33.4. Safe Versus Unsafe Sysctls

Sysctls are grouped into safe and unsafe sysctls. In addition to proper namespacing, a safe sysctl must be properly isolated between pods on the same node. This means that setting a safe sysctl for one pod:

  • must not have any influence on any other pod on the node,
  • must not allow to harm the node’s health, and
  • must not allow to gain CPU or memory resources outside of the resource limits of a pod.

By far, most of the namespaced sysctls are not necessarily considered safe.

Currently, OpenShift Container Platform supports, or whitelists, the following sysctls in the safe set:

  • kernel.shm_rmid_forced
  • net.ipv4.ip_local_port_range
  • net.ipv4.tcp_syncookies

This list will be extended in future versions when the kubelet supports better isolation mechanisms.

All safe sysctls are enabled by default. All unsafe sysctls are disabled by default and must be allowed manually by the cluster administrator on a per-node basis. Pods with disabled unsafe sysctls will be scheduled, but will fail to launch.

Warning

Due to their nature of being unsafe, the use of unsafe sysctls is at-your-own-risk and can lead to severe problems like wrong behavior of containers, resource shortage, or complete breakage of a node.

33.5. Enabling Unsafe Sysctls

With the warning above in mind, the cluster administrator can allow certain unsafe sysctls for very special situations, e.g., high-performance or real-time application tuning.

If you want to use unsafe sysctls, cluster administrators must enable them individually on nodes. Only namespaced sysctls can be enabled this way.

  1. Use the kubeletArguments field in the /etc/origin/node/node-config.yaml file, as described in Configuring Node Resources, to set the desired unsafe sysctls:

    kubeletArguments:
      experimental-allowed-unsafe-sysctls:
        - "kernel.msg*,net.ipv4.route.min_pmtu"
  2. Restart the node service to apply the changes:

    # systemctl restart atomic-openshift-node

33.6. Setting Sysctls for a Pod

Sysctls are set on pods using annotations. They apply to all containers in the same pod.

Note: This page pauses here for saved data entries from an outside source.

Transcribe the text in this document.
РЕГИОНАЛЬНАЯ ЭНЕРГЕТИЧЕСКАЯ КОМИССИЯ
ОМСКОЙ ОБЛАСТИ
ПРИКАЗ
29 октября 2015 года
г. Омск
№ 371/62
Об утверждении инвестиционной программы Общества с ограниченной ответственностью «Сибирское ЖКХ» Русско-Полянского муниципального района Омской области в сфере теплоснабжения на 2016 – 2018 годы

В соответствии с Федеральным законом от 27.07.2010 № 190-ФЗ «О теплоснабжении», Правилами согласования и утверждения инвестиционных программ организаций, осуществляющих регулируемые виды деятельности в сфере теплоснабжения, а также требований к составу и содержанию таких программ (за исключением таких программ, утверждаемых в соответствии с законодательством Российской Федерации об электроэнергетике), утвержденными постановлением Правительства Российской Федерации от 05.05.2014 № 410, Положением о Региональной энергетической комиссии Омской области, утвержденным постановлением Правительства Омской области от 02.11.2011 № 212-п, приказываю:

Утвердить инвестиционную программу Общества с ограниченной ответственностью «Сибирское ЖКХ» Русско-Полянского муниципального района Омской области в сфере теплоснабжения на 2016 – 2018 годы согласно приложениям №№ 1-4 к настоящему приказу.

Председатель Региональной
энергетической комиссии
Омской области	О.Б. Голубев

Here is an example, with different annotations for safe and unsafe sysctls:

apiVersion: v1
kind: Pod
metadata:
  name: sysctl-example
  annotations:
    security.alpha.kubernetes.io/sysctls: kernel.shm_rmid_forced=1
    security.alpha.kubernetes.io/unsafe-sysctls: net.ipv4.route.min_pmtu=1000,kernel.msgmax=1 2 3
spec:
  ...
Note

A pod with the unsafe sysctls specified above will fail to launch on any node that has not enabled those two unsafe sysctls explicitly. As with node-level sysctls, use the taints and toleration feature or labels on nodes to schedule those pods onto the right nodes.